Aunque pasen los siglos, sigue vigente la necesidad del ejercicio del humor inteligente para asegurar que el poder no se enquiste ni se fanatice. Es un buen ejercicio cuidar a quienes con humor nos llevan la contraria porque nos ayudan a profundizar y evolucionar, creamos que tengan o no razón. Por otra parte, el posicionamiento frente al humor inteligente que les reta es un indicador de salud de cualquier grupo, partido político o movimiento social. Bajo este prisma, por ejemplo, es fácil descubrir que la revolución de las sonrisas de Puigdemont no pasa de ser una mueca vacía y rancia; que la volatilidad de los cargos en la Casablanca y el narcisismo de Trump muestran algo seriamente enfermizo; y que la partitocracia instalada en nuestra política regional y nacional acaba creando discursos estancos con los que justificarse al margen de la realidad de la ciudadanía.
En la era de las redes sociales, por fuerza, todo esto ha sufrido un cambio.

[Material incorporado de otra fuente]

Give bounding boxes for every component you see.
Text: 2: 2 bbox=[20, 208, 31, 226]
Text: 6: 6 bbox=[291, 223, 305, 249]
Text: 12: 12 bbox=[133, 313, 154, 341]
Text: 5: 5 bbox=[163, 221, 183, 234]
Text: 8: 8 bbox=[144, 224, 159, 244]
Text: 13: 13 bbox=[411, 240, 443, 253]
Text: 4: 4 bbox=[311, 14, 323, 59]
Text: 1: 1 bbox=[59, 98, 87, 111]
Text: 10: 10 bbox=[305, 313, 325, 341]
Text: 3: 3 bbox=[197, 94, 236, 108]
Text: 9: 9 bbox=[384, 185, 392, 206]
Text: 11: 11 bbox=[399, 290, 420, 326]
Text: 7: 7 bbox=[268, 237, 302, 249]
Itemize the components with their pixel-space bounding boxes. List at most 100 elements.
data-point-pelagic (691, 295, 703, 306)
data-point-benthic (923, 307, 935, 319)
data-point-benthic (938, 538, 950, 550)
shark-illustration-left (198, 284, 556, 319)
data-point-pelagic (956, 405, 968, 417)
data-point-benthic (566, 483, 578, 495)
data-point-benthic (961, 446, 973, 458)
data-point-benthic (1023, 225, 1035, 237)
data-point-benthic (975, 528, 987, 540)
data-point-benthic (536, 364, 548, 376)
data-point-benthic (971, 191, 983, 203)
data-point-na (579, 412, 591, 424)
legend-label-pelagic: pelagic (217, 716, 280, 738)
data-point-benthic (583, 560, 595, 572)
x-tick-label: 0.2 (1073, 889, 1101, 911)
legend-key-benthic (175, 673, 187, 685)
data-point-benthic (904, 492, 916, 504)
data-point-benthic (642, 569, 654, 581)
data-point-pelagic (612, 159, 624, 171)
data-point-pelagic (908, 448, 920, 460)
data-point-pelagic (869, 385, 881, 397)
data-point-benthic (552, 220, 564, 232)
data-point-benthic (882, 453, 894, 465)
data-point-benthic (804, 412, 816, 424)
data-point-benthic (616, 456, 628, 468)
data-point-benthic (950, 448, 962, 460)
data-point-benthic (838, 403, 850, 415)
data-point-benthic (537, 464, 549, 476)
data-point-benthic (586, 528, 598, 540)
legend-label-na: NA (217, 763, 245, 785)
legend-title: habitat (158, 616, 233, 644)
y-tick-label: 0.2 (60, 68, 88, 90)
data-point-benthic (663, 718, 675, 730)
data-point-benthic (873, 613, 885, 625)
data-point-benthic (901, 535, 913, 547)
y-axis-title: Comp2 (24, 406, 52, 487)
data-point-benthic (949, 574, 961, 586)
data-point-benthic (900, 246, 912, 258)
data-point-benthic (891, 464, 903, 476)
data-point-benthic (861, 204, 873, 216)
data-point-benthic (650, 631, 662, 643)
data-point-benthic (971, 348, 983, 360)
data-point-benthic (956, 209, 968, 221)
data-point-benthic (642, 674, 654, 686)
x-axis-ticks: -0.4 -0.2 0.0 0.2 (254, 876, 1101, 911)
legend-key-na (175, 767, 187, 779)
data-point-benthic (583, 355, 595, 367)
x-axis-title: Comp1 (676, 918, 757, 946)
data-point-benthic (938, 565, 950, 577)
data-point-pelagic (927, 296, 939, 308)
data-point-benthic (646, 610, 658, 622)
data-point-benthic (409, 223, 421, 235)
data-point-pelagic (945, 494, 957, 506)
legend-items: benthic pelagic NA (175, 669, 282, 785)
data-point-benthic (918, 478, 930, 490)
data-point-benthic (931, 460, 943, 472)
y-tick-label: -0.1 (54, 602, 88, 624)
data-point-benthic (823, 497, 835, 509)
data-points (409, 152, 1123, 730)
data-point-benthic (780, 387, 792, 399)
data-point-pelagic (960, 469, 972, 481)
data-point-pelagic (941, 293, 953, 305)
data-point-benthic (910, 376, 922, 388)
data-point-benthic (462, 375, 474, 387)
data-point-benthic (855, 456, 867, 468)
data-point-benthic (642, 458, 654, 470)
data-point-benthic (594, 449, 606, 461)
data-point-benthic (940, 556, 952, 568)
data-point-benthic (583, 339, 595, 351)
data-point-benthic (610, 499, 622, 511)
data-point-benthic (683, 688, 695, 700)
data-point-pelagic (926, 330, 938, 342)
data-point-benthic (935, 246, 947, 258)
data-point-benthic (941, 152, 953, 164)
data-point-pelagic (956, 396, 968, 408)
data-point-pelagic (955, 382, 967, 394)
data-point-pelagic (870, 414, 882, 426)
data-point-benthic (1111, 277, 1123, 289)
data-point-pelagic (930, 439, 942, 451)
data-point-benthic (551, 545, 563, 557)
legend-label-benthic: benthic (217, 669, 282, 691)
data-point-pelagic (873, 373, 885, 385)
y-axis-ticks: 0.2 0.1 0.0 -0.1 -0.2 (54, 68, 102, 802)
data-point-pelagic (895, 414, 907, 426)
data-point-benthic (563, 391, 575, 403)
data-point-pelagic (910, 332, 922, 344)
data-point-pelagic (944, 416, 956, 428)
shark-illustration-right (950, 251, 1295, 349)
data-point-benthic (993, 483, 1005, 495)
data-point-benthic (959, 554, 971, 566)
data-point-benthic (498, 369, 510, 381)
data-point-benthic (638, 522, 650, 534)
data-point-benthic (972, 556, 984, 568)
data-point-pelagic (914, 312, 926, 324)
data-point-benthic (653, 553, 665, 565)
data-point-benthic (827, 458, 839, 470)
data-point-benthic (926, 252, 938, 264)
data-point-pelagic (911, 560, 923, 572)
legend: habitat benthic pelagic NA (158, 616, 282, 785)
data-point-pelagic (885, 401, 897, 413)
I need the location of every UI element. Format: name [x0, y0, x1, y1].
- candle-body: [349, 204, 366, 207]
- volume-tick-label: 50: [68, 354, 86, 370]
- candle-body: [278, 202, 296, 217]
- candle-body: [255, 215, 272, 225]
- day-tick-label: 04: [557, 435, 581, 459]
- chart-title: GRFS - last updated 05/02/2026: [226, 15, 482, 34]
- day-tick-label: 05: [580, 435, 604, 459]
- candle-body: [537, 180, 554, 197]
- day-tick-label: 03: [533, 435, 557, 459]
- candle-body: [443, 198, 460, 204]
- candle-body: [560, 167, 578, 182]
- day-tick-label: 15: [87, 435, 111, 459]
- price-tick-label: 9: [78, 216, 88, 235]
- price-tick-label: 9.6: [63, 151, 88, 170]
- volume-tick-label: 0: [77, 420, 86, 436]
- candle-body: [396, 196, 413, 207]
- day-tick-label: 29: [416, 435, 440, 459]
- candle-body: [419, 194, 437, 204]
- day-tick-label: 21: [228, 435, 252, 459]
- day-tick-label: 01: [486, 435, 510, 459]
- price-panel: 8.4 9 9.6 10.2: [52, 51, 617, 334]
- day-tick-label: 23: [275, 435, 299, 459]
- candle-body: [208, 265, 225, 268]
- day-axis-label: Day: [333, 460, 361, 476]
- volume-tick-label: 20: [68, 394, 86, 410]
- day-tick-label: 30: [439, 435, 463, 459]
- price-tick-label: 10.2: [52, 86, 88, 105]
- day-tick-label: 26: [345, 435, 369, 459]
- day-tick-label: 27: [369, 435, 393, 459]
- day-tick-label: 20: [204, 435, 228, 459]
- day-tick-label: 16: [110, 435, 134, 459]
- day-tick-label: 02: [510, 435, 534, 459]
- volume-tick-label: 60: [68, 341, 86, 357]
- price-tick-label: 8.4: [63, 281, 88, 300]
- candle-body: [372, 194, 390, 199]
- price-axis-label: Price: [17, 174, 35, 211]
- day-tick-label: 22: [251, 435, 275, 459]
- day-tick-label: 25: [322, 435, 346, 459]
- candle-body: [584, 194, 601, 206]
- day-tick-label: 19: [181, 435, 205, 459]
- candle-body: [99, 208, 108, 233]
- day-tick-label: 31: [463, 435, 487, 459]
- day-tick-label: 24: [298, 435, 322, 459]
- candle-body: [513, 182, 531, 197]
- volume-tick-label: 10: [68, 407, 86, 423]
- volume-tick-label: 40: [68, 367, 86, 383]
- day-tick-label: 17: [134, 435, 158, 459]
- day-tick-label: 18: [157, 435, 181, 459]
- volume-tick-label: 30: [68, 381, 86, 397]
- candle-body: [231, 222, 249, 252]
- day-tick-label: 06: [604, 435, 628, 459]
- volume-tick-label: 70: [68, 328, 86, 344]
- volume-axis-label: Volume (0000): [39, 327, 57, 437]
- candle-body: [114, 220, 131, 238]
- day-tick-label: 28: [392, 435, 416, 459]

El conformismo social de la corte se ha extendido todavía más, virtualizándose y generando relatos para dar sustento y followers a posverdades forjadas. Por otra parte, el ejercicio contestatario de los bufones se ha trivializado. No son pocos los que confunden hacer humor inteligente frente a lo establecido con hacerse notorios mediante lo irreverente. Estos suelen disfrazarse de bufón, dar saltos burlones con gestos zafios o procaces aupados con “me gustas” y se olvidan de que el disfraz es sólo un medio. Descuidan la auténtica función inteligente.
Por eso, en una sociedad virtualizada que frente al poder se polariza entre followers de lo políticamente correcto e irreverentes disfrazados de bufones, las viñetas de ilustradores gráficos como Puebla, Forges, Gallego y Rey y tantos otros ejercen el papel de los olvidados y auténticos bufones. Son ventanas en la prensa que renuevan el aire estancado frente a lo establecido. Desde el humor inteligente nos remueven y nos hace cuestionar los relatos de la realidad. Sus lápices, como bisturíes, diseccionan nuestras conciencias para retarnos a pensar más, diferente o simplemente mejor. Nos regalan espacios donde guarecernos de la parálisis del conformismo social frente al poder, de lo políticamente correcto y de la zafiedad de quienes confunden inteligencia con irreverencia.
Y es que el humor es algo muy serio. Nos permite transcender, tomar distancia sin evadir nuestro compromiso con la realidad y parodiarnos inteligentemente para poder progresar. Mientras no entendamos esto, inevitablemente nos veremos abocados a una sociedad carente de humor, colmada de posverdades y oliendo a podrido como aquella Dinamarca de Hamlet.
Publicado en La Verdad el 19 de diciembre de 2018.